Plaidoyers pour un dollar fort
Soucieux de la faiblesse actuelle de la monnaie, le patron de la Réserve Fédérale, Ben Bernanke, amorce un durcissement de son discours vis à vis de l’inflation.
Certains diront que Ben Bernanke est désormais clairement passé du côté des «faucons», après avoir longtemps fait figure de «colombe». Face à la résurgence de pressions inflationnistes, le patron de la Réserve Fédérale a une fois de plus tenu à souligner que la banque centrale américaine ne laisserait pas l’inflation s’accélérer aux Etats-Unis. Histoire de rappeler que si la Fed est soucieuse de la croissance, elle est aussi gardienne de la stabilité des prix. Et, au vu de la dernière incartade de l’euro au dessus des 1.58$, il était clairement temps pour la banque centrale américaine d’intervenir, du moins oralement.
La Réserve fédérale américaine ne laissera pas s’installer chez les acteurs de l’économie l’idée que l’inflation va accélérer a ainsi précisé Bernanke, à l’occasion de la conférence annuelle de la Fed de Boston. Elle «résistera fortement à une érosion des attentes d’inflation à long terme, car un dérapage de ces attentes risquerait de déstabiliser la croissance autant que l’inflation».
Cette annonce a eu pour effet de faire baisser l’euro face au dollar, le quel est revenu à proximité des 1.55$, alors qu’il s’échangeait la veille au dessus des 1.58$.
Ce récent revirement dans le discours de Bernanke illustre bien les désaccords qui persistent au sein de la Réserve Fédérale sur la marche à tenir en matière de politique monétaire. Lors de la dernière réunion du comité de politique monétaire, certaines voix s’étaient élevées contre une nouvelle baisse du taux directeur, alors même que la hausse des prix du pétrole laissait entrevoir de nouvelles pressions sur la chaîne des prix. Les présidents des Réserves fédérales de Dallas et de Philadelphie, Richard Fisher et Charles Plosser avaient notamment voté contre la décision de porter le «Prime Rate» de 2.25% à 2%. Ces derniers s’inquiètent notamment de la faiblesse du dollar face aux autres devises. Et ce ne sont pas les seuls. Même Georges Bush a plaidé hier pour l’idée d’un dollar fort.
Tous craignent que la baisse continue de la devise ne vienne alimenter la spirale inflationniste via l’augmentation des prix à l’importation, dans un contexte où les prix du pétrole ne cessent de battre des records.
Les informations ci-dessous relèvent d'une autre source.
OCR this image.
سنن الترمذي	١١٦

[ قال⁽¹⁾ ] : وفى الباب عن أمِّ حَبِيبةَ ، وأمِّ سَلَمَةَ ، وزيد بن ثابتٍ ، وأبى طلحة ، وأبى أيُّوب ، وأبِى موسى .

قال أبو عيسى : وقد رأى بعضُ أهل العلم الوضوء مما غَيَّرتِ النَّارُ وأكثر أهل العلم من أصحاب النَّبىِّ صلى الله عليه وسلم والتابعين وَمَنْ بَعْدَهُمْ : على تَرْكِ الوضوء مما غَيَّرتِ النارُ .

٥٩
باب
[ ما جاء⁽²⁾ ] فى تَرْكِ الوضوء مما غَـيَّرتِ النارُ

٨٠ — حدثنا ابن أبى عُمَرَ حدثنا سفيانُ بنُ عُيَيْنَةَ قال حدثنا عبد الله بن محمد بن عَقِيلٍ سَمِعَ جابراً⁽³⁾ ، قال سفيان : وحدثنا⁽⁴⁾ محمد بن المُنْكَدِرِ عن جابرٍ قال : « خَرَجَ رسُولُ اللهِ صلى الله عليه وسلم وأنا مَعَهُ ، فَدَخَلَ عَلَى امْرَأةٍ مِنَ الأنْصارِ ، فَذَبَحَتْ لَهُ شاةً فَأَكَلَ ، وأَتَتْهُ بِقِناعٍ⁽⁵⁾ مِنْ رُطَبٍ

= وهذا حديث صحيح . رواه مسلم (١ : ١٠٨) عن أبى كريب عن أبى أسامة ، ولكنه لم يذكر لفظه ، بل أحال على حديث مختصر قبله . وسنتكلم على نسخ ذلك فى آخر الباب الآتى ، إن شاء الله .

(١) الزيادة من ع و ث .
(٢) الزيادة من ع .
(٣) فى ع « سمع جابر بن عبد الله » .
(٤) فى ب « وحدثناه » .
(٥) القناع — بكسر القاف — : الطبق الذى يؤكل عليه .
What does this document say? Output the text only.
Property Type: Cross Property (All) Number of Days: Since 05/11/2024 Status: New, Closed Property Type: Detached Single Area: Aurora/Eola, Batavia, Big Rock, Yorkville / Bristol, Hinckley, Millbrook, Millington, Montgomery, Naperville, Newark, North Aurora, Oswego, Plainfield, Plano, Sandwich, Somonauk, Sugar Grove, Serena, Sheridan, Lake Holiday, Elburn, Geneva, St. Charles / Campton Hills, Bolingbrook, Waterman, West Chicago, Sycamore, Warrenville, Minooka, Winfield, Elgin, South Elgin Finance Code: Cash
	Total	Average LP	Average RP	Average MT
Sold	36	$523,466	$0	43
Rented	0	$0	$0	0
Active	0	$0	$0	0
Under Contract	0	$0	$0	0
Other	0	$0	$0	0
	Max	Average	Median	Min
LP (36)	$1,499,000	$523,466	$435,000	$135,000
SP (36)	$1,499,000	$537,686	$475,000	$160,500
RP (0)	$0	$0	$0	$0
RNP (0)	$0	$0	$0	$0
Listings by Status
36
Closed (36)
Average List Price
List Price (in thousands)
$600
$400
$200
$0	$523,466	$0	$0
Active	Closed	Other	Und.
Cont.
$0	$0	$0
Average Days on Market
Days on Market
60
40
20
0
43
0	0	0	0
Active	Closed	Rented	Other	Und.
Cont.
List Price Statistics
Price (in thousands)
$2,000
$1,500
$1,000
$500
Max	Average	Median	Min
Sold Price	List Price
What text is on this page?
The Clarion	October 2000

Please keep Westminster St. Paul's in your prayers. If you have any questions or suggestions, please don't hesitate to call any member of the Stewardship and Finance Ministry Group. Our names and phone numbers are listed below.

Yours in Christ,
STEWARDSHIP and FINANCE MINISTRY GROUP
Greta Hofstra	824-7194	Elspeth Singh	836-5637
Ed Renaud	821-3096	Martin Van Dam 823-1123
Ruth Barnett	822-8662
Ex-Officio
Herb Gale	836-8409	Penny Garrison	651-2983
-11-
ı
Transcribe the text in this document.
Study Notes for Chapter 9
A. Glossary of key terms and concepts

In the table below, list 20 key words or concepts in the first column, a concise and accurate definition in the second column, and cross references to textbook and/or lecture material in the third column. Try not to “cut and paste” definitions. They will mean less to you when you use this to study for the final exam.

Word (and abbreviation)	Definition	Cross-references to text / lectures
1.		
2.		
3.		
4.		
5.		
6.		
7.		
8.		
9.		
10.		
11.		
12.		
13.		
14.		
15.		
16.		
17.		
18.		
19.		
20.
Ben Bernanke en convient, «les dernières augmentations des prix de l’énergie ont renforcé les risques de hausse de l’inflation et les anticipations inflationnistes».
Changement de discours
Pour contrer ces anticipations et donner des gages aux tenants d’une politique monétaire plus dure, il était nécessaire de procéder à une inflexion sémantique. Cette dernière s’est traduite dans les faits par un discours la semaine dernière de Bernanke dans lequel il s’alarmait ouvertement de la faiblesse du dollar. Un discours qui a trouvé son prolongement naturel dans l’affirmation hier de la détermination de la Fed à résister avec force à la hausse de l’inflation. Une manière de dire que, si besoin est, elle n’hésiterait pas à remonter ses taux.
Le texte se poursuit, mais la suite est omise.